Republicans have finally reached an internal agreement on what they consider important to include in a new relief bill. Conversations with Democrats must begin now. What is one of the groups on which both parties must agree to give a direct payment (or not) and which seems to be having more defenders among the GOP?
In June, a pair of Republican senators presented a proposal to extend the stimulus package to nearly two million Americans who were excluded from the CARES Act because they are married to immigrants without legal status.
GOP Senators Marco Rubio (Florida) and Thom Tillis (North Carolina) started this movement that is growing among their colleagues and is now supported by Republican businessmen. What does it consist of?
1. The problem
Last March, by order of the White House, 1.7 million Americans were excluded from the CARES Act and although the Government declined to comment, the president made public his refusal to provide funds to undocumented immigrants. This ended up affecting their American couples, as well as their U.S.-born children
There are at least three lawsuits in court for these people to receive the funds via check, card, or deposit, but none has so far flourished.
2. The Republican proposal
The Rubio and Tillis project does not provide funds to undocumented immigrants, but it does make their US-born or naturalized partners eligible.
"Senator Rubio believes that no American should be denied a federal stimulus package because they are married to someone who is not a US citizen," a Rubio spokeswoman told The Hill.
It is unclear how financial aid for children will be integrated into the new stimulus package, but Republican groups that join in supporting mixed families consider that the 3.7 million children of undocumented immigrants, born in the United States, should be included.
3. The Democratic Plan
In their HEROES Act passed in the House in May, Democrats approved that anyone paying taxes could receive the $1,200 direct payment, including immigrants without legal status, because the Social Security number requirement was withdrawn.
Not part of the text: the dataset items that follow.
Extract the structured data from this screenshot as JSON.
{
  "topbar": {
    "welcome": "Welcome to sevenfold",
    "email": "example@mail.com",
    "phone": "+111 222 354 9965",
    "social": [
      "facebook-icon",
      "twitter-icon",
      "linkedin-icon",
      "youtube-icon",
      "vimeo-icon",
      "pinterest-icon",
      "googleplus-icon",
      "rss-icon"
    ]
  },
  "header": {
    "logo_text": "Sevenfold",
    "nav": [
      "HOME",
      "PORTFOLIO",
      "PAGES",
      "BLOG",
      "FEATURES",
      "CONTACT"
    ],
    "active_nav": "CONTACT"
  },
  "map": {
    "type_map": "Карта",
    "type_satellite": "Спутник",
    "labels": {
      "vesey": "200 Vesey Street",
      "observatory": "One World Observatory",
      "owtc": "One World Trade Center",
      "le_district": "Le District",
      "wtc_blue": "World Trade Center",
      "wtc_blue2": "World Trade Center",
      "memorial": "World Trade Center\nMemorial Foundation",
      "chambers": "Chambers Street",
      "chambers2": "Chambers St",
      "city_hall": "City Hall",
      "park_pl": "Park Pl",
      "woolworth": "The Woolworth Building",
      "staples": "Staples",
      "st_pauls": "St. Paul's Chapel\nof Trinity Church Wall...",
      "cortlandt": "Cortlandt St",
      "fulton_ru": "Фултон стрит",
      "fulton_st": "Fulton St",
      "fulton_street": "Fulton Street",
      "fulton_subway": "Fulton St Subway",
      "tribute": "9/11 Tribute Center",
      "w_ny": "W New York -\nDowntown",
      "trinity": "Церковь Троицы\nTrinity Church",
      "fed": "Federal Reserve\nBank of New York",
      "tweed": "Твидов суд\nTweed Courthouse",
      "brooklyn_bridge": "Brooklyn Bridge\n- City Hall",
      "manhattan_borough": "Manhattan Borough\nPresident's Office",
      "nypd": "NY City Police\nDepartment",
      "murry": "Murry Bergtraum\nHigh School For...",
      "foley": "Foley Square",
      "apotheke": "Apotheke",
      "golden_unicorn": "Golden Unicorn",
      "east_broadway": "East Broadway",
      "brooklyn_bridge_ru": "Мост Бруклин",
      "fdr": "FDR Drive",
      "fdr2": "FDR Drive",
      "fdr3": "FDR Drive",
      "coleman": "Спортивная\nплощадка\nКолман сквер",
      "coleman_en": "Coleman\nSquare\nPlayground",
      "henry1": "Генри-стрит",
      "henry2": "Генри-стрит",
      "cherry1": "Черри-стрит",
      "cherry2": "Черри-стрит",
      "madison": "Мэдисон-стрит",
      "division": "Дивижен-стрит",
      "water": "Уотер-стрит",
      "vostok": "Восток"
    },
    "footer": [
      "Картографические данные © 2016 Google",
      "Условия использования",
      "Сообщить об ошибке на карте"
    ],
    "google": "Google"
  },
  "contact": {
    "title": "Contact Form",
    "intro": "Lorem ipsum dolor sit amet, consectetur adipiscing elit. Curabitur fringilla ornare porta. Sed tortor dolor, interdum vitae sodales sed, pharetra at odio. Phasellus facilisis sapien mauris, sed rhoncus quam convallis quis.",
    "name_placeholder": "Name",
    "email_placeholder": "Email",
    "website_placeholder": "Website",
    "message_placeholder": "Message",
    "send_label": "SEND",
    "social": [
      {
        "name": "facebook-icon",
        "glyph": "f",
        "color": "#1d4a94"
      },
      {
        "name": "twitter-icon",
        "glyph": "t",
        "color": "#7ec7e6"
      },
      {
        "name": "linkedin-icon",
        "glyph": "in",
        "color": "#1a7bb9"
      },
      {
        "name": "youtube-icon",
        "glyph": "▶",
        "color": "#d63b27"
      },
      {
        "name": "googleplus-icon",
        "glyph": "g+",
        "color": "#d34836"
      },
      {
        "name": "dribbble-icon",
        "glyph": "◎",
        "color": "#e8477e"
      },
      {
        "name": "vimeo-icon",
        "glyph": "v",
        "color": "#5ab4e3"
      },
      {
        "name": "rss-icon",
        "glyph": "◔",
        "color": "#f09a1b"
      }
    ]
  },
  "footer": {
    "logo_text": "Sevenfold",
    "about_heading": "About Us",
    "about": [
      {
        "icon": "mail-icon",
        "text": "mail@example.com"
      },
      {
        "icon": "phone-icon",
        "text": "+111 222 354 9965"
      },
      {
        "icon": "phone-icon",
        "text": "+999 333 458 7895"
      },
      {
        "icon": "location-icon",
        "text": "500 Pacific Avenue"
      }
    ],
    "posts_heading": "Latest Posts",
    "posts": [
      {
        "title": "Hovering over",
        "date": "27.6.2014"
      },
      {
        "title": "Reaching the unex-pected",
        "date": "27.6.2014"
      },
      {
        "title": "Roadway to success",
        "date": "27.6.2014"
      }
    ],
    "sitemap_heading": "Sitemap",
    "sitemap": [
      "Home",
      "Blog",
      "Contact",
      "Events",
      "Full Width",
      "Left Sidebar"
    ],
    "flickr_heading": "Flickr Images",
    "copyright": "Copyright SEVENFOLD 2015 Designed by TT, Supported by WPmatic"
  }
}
The exclusion of these people from receiving aid could affect President Trump and the Republicans in the elections, something that different groups are warning.
"For American citizens to be treated unevenly once again in difficult times is mean and illogical," Al Cárdenas, president of the American Business Immigration Coalition and former chairman of the Republican Party in Florida, told The Hill.
Added to this trend are the Libre Initiative and the US Conference of Catholic Bishops whose members are putting pressure on Republican leaders in the Senate.